In young patients these techniques are indicated because of the need of better aesthetic results that can be achieved by preventing postoperative functional impairment with lower eyelid droop and unnatural aesthetic asymmetry of the 2 lower lids. This more conservative technique resulted in better aesthetic results, avoiding most common complications.

摘要

引言

颧上颌复合体因其本身突出的凸度而极易受伤。治疗这些骨折有两种不同的手术方法:闭合复位和开放复位。在开放复位中,对于脱位骨折通常需要2个或3个固定点及相关切口:当在颧额缝处脱位时,必须从颧额缝开始进行骨合成,随后固定颧骨体于前窦壁,固定眶底前缘,最后在眼球脱位伴有复视的情况下进行眶底重建。

目的

本研究评估了不做内眦切开的经结膜(TC)入路联合经口上颌入路及不做内眦切开的外侧眶缘皮肤切口(SI)用于治疗颧额部脱位骨折,以在年轻患者中实现恰当的复位和固定,且无任何美学缺陷。展示了一种侵入性较小且更具美学效果的技术,用于治疗具有2个或3个固定点的脱位颧上颌复合体骨折,并使用富血小板纤维蛋白(PRF)促进组织愈合。

材料与方法

10例患者(平均年龄:32岁)因颧上颌复合体脱位骨折前来就诊。5例患者采用不做内眦切开的TC入路联合经口上颌入路,必要时采用不做内眦切开的眉部SI治疗颧额部脱位骨折(第1组)。另外5例患者采用传统的下睑缘下睑缘切口和眶外侧缘垂直切口进行治疗(第2组)。使用自体PRF进行眶底重建。随访期为6个月。常规使用随访X线片(TC)和照片评估复位的充分性以及下睑的正确位置或退缩情况。

结果

所有病例均成功;手术及术后期间均无问题。在6个月的随访期间,第1组的所有5例患者面部对称性令人满意,无明显瘢痕,无睑外翻或下睑明显下垂,且无功能障碍。

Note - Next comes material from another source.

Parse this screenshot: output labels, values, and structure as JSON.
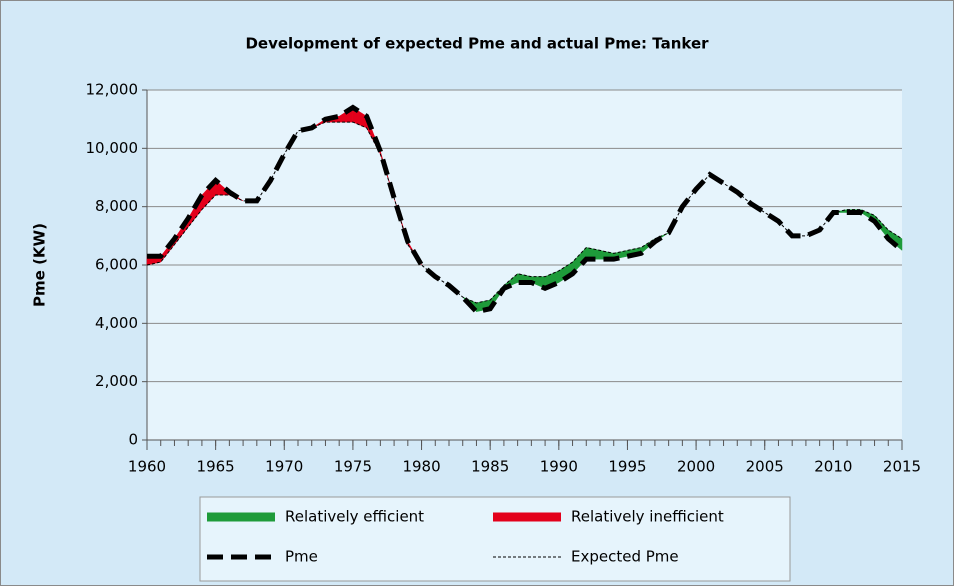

两组患者下睑下垂的平均差异在T1时为1.4毫米,在T2时为1.2毫米。

讨论

由于眼和眼睑区域在面部美学中起重要作用,美学效果是眶颧骨折治疗计划中的首要考虑因素。根据我们的经验,通过外侧眦水平SI联合颧额缘处无内眦切开的垂直骨膜切口,即采用不同的双层切口,可获得最佳美学效果。在眶底脱位较大的患者中,重建钛网用自体PRF膜覆盖,这可通过促进新生血管形成来改善手术部位的血管化。

结论

在年轻患者中,由于需要更好的美学效果,通过预防术后下睑下垂和双侧下睑不自然的美学不对称导致的功能障碍可实现这一目标,因此推荐这些技术。这种更保守的技术产生了更好的美学效果,避免了最常见的并发症。